Who should win: "The Boy and the Heron"

The latest movie from legendary director Hayao Miyazaki and his Studio Ghibli follows a young boy's journey into a fantasy world. Like "Spider-Verse," it's also a critical darling.

But the difference between the two is Miyazaki. A master of his craft, the story here is a semi-autobiographical work focusing on family, war, and self-discovery.

Who could surprise us: It's going to be "Spider-Verse" or "Heron." This is one of the few categories on Sunday that will bring suspense, as either one could take home the Oscar.

Best Original Screenplay

Woman in a grey suit
Sandra Hüller in "Anatomy of a Fall."Neon

The nominees:
"Anatomy of a Fall"
"The Holdovers"
"Maestro"
"May December"
"Past Lives"

Who will win: "Anatomy of a Fall"

Writer-director Justine Triet mixes a whodunit with courtroom drama to deliver this acclaimed film that follows a woman (Sandra Hüller) trying to prove her innocence amid her husband's death.

Triet's story uses the challenges of being in a relationship to elevate the drama and tension, resulting in a script worthy of an Oscar.

Who should win: The smart money is on "Anatomy."
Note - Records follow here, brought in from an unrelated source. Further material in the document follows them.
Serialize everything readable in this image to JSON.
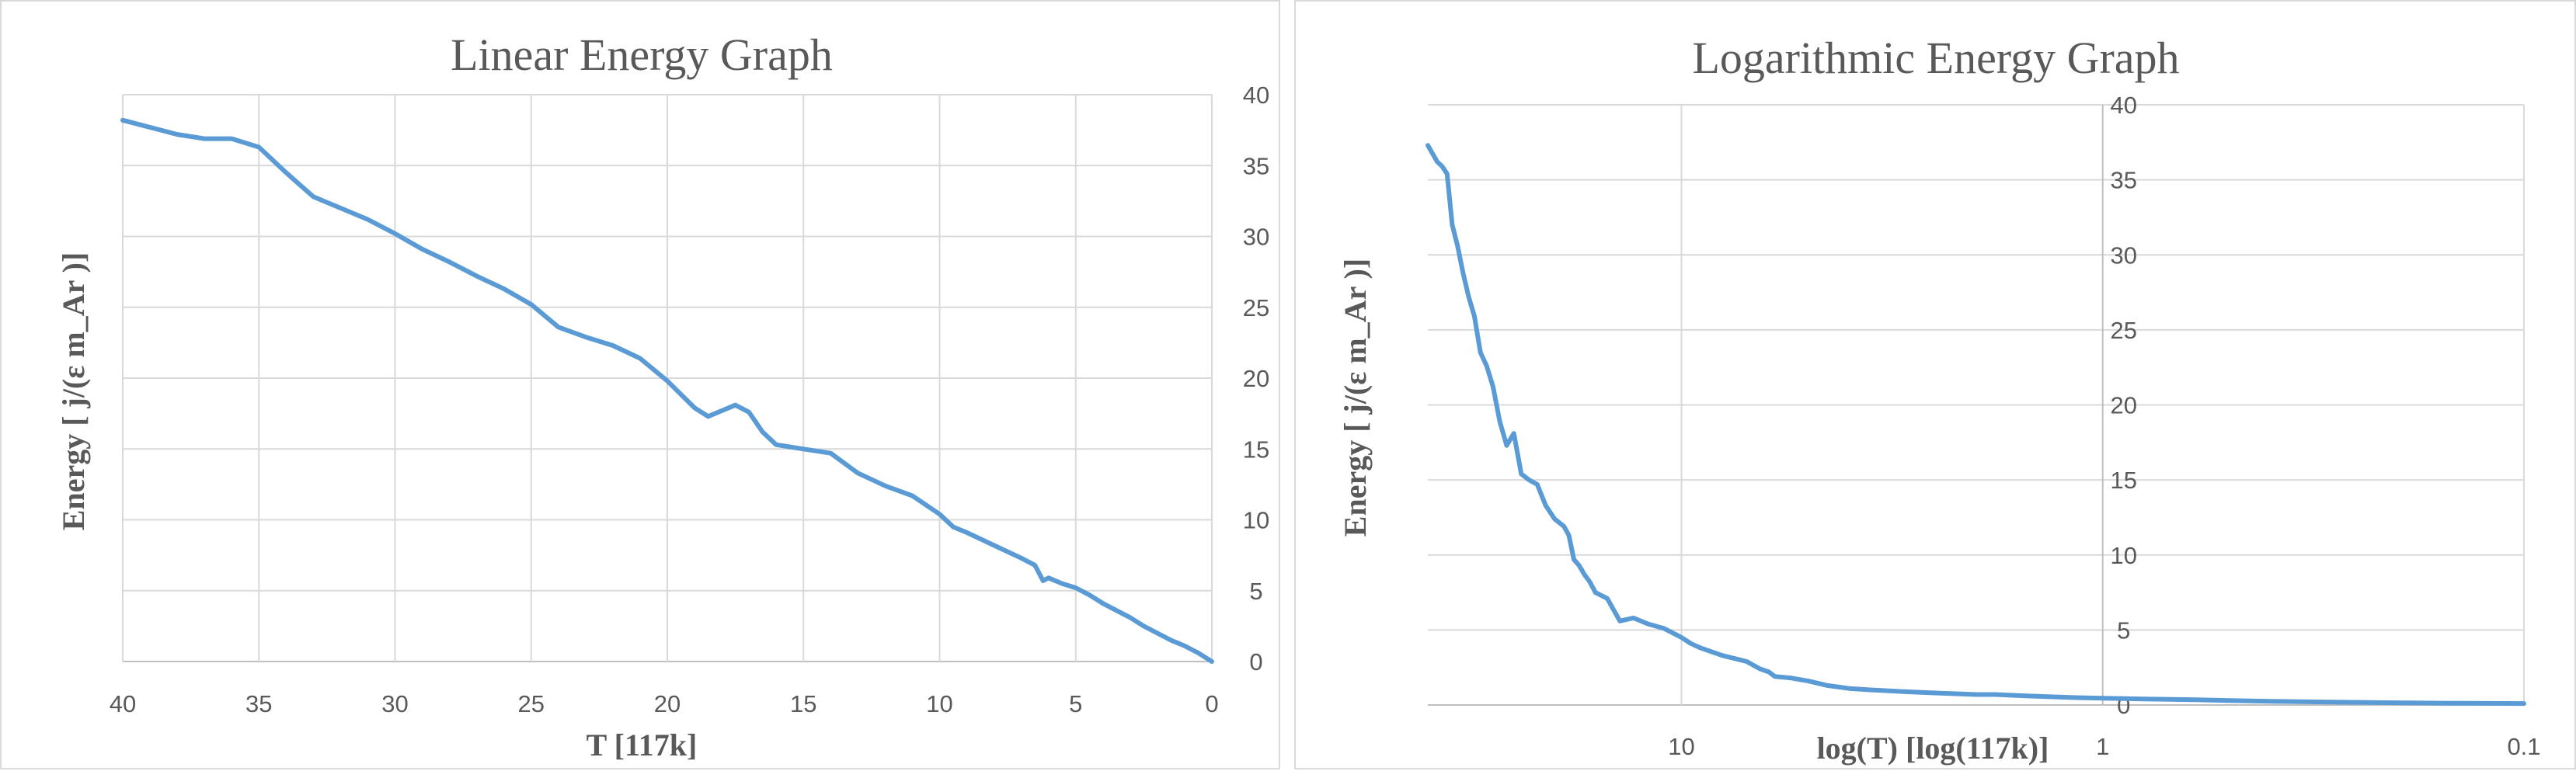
{
  "chart_data": [
    {
      "type": "line",
      "title": "Linear Energy Graph",
      "xlabel": "T [117k]",
      "ylabel": "Energy  [ j/(ε m_Ar )]",
      "xlim": [
        40,
        0
      ],
      "ylim": [
        0,
        40
      ],
      "x_ticks": [
        "40",
        "35",
        "30",
        "25",
        "20",
        "15",
        "10",
        "5",
        "0"
      ],
      "y_ticks": [
        "0",
        "5",
        "10",
        "15",
        "20",
        "25",
        "30",
        "35",
        "40"
      ],
      "grid": true,
      "legend": "none",
      "series_color": "#5b9bd5",
      "x": [
        40,
        38,
        37,
        36,
        35,
        34,
        33,
        32,
        31,
        30,
        29,
        28,
        27,
        26,
        25,
        24,
        23,
        22,
        21,
        20,
        19,
        18.5,
        18,
        17.5,
        17,
        16.5,
        16,
        15,
        14,
        13,
        12,
        11,
        10,
        9.5,
        9,
        8,
        7,
        6.5,
        6.2,
        6,
        5.5,
        5,
        4.5,
        4,
        3.5,
        3,
        2.5,
        2,
        1.5,
        1,
        0.5,
        0
      ],
      "y": [
        38.2,
        37.2,
        36.9,
        36.9,
        36.3,
        34.5,
        32.8,
        32.0,
        31.2,
        30.2,
        29.1,
        28.2,
        27.2,
        26.3,
        25.2,
        23.6,
        22.9,
        22.3,
        21.4,
        19.8,
        17.9,
        17.3,
        17.7,
        18.1,
        17.6,
        16.2,
        15.3,
        15.0,
        14.7,
        13.3,
        12.4,
        11.7,
        10.4,
        9.5,
        9.1,
        8.2,
        7.3,
        6.8,
        5.7,
        5.9,
        5.5,
        5.2,
        4.7,
        4.1,
        3.6,
        3.1,
        2.5,
        2.0,
        1.5,
        1.1,
        0.6,
        0.0
      ]
    },
    {
      "type": "line",
      "title": "Logarithmic Energy Graph",
      "xlabel": "log(T) [log(117k)]",
      "ylabel": "Energy  [ j/(ε m_Ar )]",
      "x_scale": "log",
      "xlim": [
        40,
        0.1
      ],
      "ylim": [
        0,
        40
      ],
      "x_ticks": [
        "10",
        "1",
        "0.1"
      ],
      "y_ticks": [
        "0",
        "5",
        "10",
        "15",
        "20",
        "25",
        "30",
        "35",
        "40"
      ],
      "grid": true,
      "legend": "none",
      "series_color": "#5b9bd5",
      "x": [
        40,
        38,
        37,
        36,
        35,
        34,
        33,
        32,
        31,
        30,
        29,
        28,
        27,
        26,
        25,
        24,
        23,
        22,
        21,
        20,
        19,
        18.5,
        18,
        17.5,
        17,
        16.5,
        16,
        15,
        14,
        13,
        12,
        11,
        10,
        9.5,
        9,
        8,
        7,
        6.5,
        6.2,
        6,
        5.5,
        5,
        4.5,
        4,
        3.5,
        3,
        2.5,
        2,
        1.8,
        1.5,
        1.2,
        1,
        0.8,
        0.6,
        0.5,
        0.4,
        0.3,
        0.2,
        0.15,
        0.1
      ],
      "y": [
        37.3,
        36.2,
        35.9,
        35.4,
        32.0,
        30.6,
        28.8,
        27.2,
        25.9,
        23.5,
        22.6,
        21.2,
        18.9,
        17.3,
        18.1,
        15.4,
        15.0,
        14.7,
        13.3,
        12.4,
        11.9,
        11.3,
        9.7,
        9.3,
        8.7,
        8.2,
        7.5,
        7.1,
        5.6,
        5.8,
        5.4,
        5.1,
        4.5,
        4.1,
        3.8,
        3.3,
        2.9,
        2.4,
        2.2,
        1.9,
        1.8,
        1.6,
        1.3,
        1.1,
        1.0,
        0.9,
        0.8,
        0.7,
        0.7,
        0.6,
        0.5,
        0.45,
        0.4,
        0.35,
        0.3,
        0.25,
        0.2,
        0.15,
        0.12,
        0.1
      ]
    }
  ]
}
Who could surprise us: "The Holdovers"

David Hemingson's script, filled with dark humor and character complexities, is the only script that could beat "Anatomy," but it's a long shot.

Best Adapted Screenplay

Jeffrey Wright in "American Fiction."
Jeffrey Wright in "American Fiction."MGM/Orion

The nominees:
"American Fiction"
"Barbie"
"Oppenheimer"
"Poor Things"
"The Zone of Interest"

Who will win: "American Fiction"

Cord Jefferson's writing-directing effort starring Jeffrey Wright as a frustrated author who uses a pen name to write a stereotypical "Black" book only to find it hailed as a masterpiece goes deep on issues of race and identity. But its comedic elements are what make it a standout and a frontrunner in this category.
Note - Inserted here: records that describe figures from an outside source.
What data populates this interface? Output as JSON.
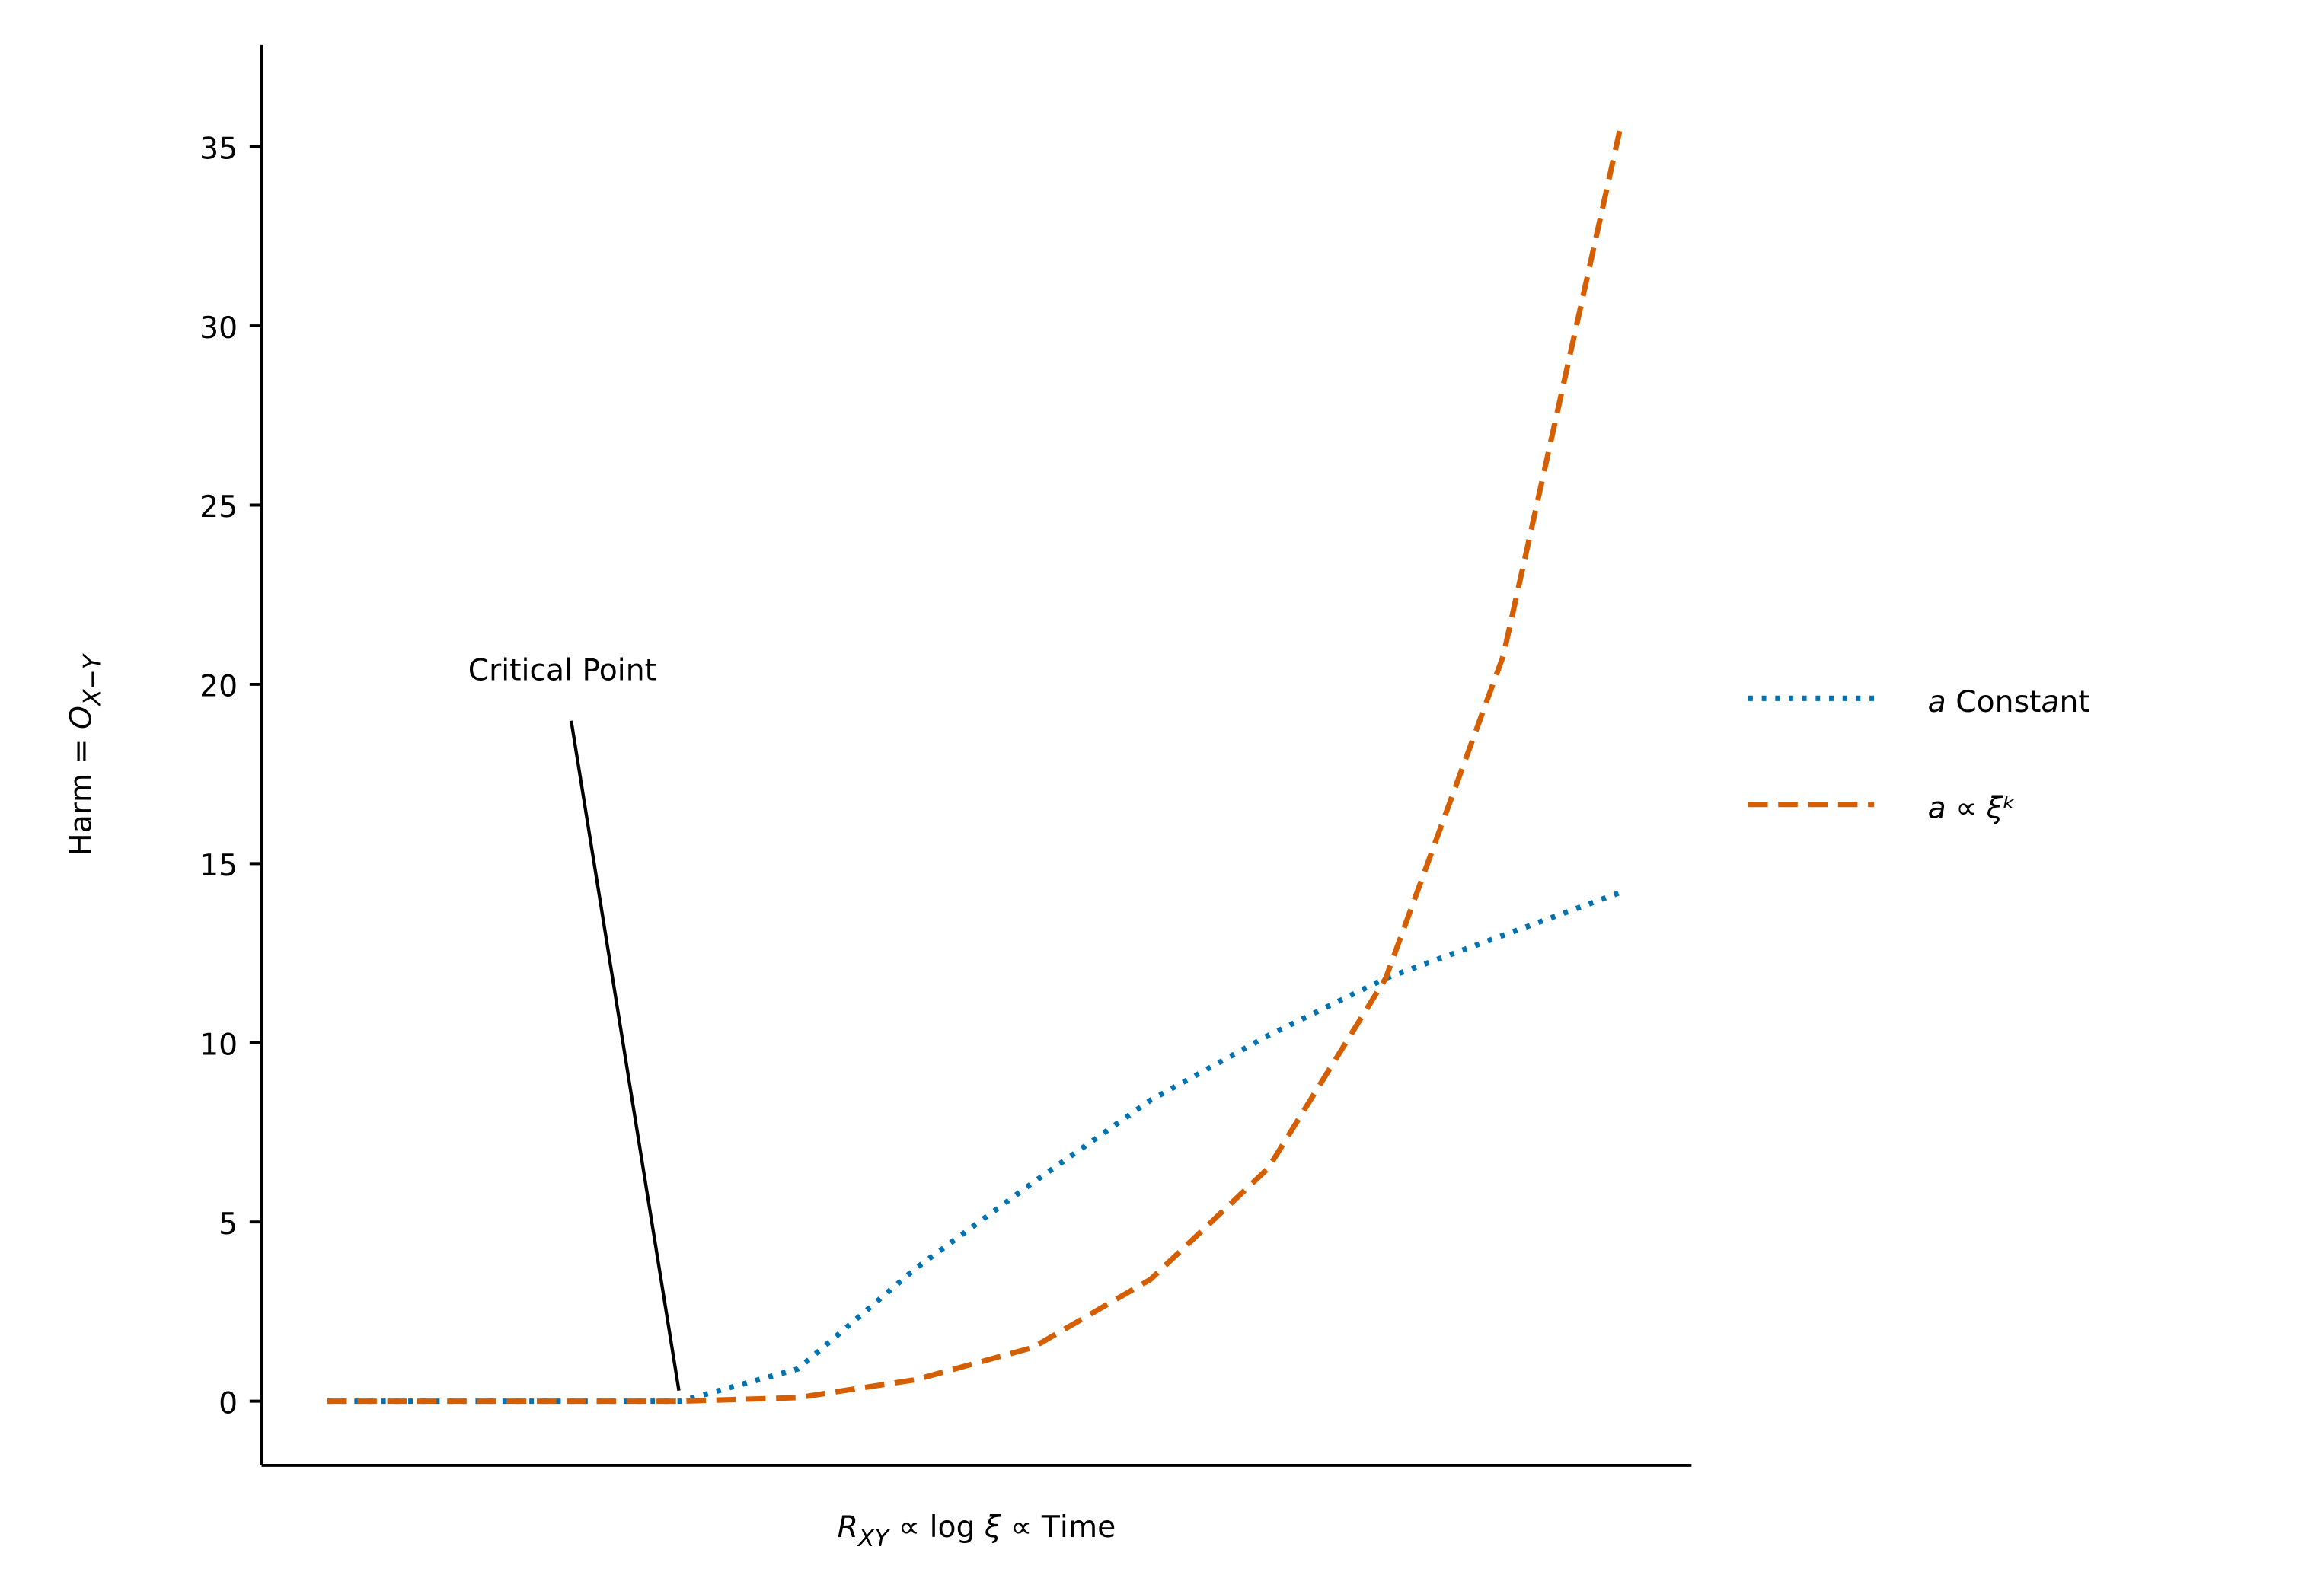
{
  "chart_data": {
    "type": "line",
    "x_label": "RXY ∝ log ξ ∝ Time",
    "y_label": "Harm = OX−Y",
    "annotation": "Critical Point",
    "x": [
      0,
      1,
      2,
      3,
      4,
      5,
      6,
      7,
      8,
      9,
      10,
      11
    ],
    "series": [
      {
        "name": "a Constant",
        "color": "#0072b2",
        "style": "dotted",
        "values": [
          0,
          0,
          0,
          0,
          0.9,
          3.7,
          6.1,
          8.4,
          10.2,
          11.8,
          13.0,
          14.2
        ]
      },
      {
        "name": "a ∝ ξᵏ",
        "color": "#d55e00",
        "style": "dashed",
        "values": [
          0,
          0,
          0,
          0,
          0.1,
          0.6,
          1.5,
          3.4,
          6.5,
          11.8,
          20.8,
          35.6
        ]
      }
    ],
    "xlim": [
      -0.56,
      11.6
    ],
    "ylim": [
      -1.79,
      37.84
    ],
    "yticks": [
      0,
      5,
      10,
      15,
      20,
      25,
      30,
      35
    ],
    "legend": "outside right"
  }
}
Who should win: "Poor Things"

Personally, I thought this was one of Yorgos Lanthimos' strongest scripts, with its dark comedy and unique, well-developed characters. But do not expect it to be called on Oscar night in this category.

Who could surprise us: "Oppenheimer"

Believe it or not, this is one of the few categories of the evening where "Oppenheimer" is the underdog. It would be a shock if the movie won in this category, but a win would show just how much of a favorite the movie is with the voters.

Best Cinematography

Cillian Murphy as J. Robert Oppenheimer in "Oppenheimer."
Cillian Murphy in "Oppenheimer."Universal Pictures

The nominees:
"El Conde"
"Killers of the Flower Moon"
"Maestro"
"Oppenheimer"
"Poor Things"

Who will win: "Oppenheimer"

Famed cinematographer Hoyte van Hoytema ("Dunkirk," "Tenet," "Nope") once again brings Nolan's vision to the screen, and it likely will result in an Oscar win.
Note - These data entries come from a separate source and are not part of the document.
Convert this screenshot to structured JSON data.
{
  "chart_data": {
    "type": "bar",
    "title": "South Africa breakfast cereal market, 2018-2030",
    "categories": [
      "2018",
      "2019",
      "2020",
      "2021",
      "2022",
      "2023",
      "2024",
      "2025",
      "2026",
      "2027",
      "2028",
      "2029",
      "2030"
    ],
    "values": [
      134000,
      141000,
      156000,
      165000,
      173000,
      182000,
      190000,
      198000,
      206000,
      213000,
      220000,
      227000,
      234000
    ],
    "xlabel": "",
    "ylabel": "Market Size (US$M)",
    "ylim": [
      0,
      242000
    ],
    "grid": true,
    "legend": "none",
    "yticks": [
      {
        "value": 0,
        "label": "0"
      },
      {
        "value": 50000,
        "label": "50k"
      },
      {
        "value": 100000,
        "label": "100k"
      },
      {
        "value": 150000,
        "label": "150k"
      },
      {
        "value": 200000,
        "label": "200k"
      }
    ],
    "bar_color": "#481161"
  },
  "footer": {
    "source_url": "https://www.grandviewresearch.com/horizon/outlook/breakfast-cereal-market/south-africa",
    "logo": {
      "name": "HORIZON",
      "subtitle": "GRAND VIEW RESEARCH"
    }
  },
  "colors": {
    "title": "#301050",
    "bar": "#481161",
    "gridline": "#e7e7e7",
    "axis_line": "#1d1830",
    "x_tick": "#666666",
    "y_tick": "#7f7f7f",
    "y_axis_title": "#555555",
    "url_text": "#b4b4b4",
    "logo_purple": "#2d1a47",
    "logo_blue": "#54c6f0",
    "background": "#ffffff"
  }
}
Hoytema's tight shots of Cillian Murphy as Oppenheimer convey the genius, ego, and ultimate pain the character is burdened with. In many ways, Hoytema's lens does more to showcase the character than Nolan's words.

Who should win: "Poor Things"

Excuse me while I gush about "Poor Things" again. Robbie Ryan's camera work in this movie — with its funky fish eye lenses and vistas of fictional locales — is a joy to watch. If this were any other year, he'd be the frontrunner in this category.

Who could surprise us: No surprises here. Gonna be "Oppenheimer."

Best Original Song

Margot Robbie as Barbie in "Barbie."
Margot Robbie in "Barbie."Jaap Buitendijk/Warner Bros.

The nominees:
"The Fire Inside" — Diane Warren ("Flamin' Hot")
"I'm Just Ken" — Mark Ronson and Andrew Wyatt ("Barbie")
"It Never Went Away" — Jon Batiste ("American Symphony")
"Wahzhazhe (A Song for My People)" — Scott George ("Killers of the Flower Moon")
"What Was I Made For?" — Billie Eilish and Finneas O'Connell ("Barbie")

Who will win: "What Was I Made For?" — Billie Eilish and Finneas O'Connell ("Barbie")

Sadly, "Barbie" will likely not be taking home many Oscars, but this one is a lock for a win. And along with the prize, we'll also see Billie Eilish perform this song at the show.

Who should win: Definitely Billie and Finneas.

Who could surprise us: We wish we could see a path where Diane Warren, who has been nominated 15 times over her career but has never won, gets the gold. But it's not going to happen. Again.